Printing
The -p option prints information from the Ethernet, IP, and TCP/UDP
headers C for all the packets found in the dumpfile.
For example,
Beluga:/Users/mani> tcptrace -p malus.dmp.gzproduces output as shown below for all the packets found in the file malus.dmp.gz.
. . . Packet 2 Packet Length: 74 Collected: Thu Jul 10 19:12:54.987110 2003 ETH Srce: 00:00:00:00:00:00 ETH Dest: 00:00:00:00:00:00 Type: 0x800 (IP) IP VERS: 4 IP Srce: 17.112.152.32 (a17-112-152-32.apple.com) IP Dest: 132.235.3.153 (elephus.cs.ohiou.edu) Type: 0x6 (TCP) HLEN: 20 TTL: 50 LEN: 60 ID: 32113 CKSUM: 0x9936 OFFSET: 0x4000 Don't Fragment TCP SPRT: 80 (http) DPRT: 59518 FLG: -A--S- (0x12) SEQ: 0x1fbdbe84 ACK: 0x0f455ca5 WIN: 33304 HLEN: 40 CKSUM: 0xfa0f DLEN: 0 OPTS: 20 bytes MSS(1460) WS(0) TS(-202350942,1957864058) Packet 3 . . .
As illustrated above, detailed information from the protocol headers of is printed for every packet. The -X option which is set by default causes fields like SEQ, ACK to be printed in hexadecimal. You may use the -D option to print them in decimal. Note that since this option prints loads of output for every packet, you probably want to use the -B and/or -E options 6.1 to selectively print information on the packets of interest.
On the other hand, if you are using the -o/-i options 6.1 or the --oUDP/--iUDP 8.1 to selectively process TCP or UDP connections respectively, you need to use the -P option (instead of the -p option) to print packet information on the selected connections alone. For example,
tcptrace -n -o1,3 -P sirius.dmp
prints packet header information only from the packets part of TCP connections 1 and 3, found in the dumpfile sirius.dmp.
Extracting
The -e option can be used to extract the contents (TCP data payload)

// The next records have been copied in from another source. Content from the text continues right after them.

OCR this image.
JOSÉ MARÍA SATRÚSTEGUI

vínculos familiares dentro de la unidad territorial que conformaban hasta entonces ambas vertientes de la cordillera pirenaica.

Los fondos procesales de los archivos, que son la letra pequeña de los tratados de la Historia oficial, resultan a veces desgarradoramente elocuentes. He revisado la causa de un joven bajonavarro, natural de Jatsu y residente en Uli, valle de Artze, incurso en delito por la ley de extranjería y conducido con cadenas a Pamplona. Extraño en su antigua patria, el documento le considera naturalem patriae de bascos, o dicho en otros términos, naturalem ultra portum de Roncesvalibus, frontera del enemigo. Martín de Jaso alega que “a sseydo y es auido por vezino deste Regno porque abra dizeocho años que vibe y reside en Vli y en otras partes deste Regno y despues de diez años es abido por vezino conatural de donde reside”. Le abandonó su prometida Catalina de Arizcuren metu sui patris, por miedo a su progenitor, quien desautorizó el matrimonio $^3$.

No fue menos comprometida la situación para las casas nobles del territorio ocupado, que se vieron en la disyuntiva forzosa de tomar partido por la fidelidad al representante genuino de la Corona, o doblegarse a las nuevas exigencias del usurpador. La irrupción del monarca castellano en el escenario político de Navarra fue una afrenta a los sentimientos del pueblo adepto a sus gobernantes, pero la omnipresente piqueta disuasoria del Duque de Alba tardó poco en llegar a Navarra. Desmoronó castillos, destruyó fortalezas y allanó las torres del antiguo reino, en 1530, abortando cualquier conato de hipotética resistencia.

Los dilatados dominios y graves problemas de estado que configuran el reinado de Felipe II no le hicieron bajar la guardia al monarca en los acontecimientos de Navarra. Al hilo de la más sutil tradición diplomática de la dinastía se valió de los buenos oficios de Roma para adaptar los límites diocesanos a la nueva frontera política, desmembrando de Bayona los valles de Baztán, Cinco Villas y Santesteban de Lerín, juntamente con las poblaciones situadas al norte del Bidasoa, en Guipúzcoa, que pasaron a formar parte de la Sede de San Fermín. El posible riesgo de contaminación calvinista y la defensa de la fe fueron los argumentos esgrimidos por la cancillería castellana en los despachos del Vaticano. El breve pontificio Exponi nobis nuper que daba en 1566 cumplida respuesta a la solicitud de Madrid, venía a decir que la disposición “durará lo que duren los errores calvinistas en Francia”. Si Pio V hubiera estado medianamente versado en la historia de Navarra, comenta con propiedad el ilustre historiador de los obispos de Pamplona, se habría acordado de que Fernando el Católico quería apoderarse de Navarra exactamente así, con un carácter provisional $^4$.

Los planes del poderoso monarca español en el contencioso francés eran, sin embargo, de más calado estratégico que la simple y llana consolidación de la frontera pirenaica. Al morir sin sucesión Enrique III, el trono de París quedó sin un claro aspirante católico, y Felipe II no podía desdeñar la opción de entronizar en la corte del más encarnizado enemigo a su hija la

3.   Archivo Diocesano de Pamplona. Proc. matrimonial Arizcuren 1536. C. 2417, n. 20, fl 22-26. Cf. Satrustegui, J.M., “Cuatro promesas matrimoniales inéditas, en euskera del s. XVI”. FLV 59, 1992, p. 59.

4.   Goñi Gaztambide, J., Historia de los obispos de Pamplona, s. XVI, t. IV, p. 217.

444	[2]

of each connection into a separate data file.
For example,
Beluga:/Users/mani> tcptrace -e albus.dmp
generates files a2b_contents.dat, b2a_contents.dat; c2d_contents.dat, d2c_contents.dat if the file albus.dmp had 2 traced TCP connections. tcptrace is pretty smart in generating these contents files. It does not commit trivial mistakes like saving retransmissions multiple times in the file for example, and is aware of sequence space wrap-arounds. However, if you want the entire contents of the traffic, please make sure that packets are captured in their entirety (give suitable snaplen value with tcpdump for example).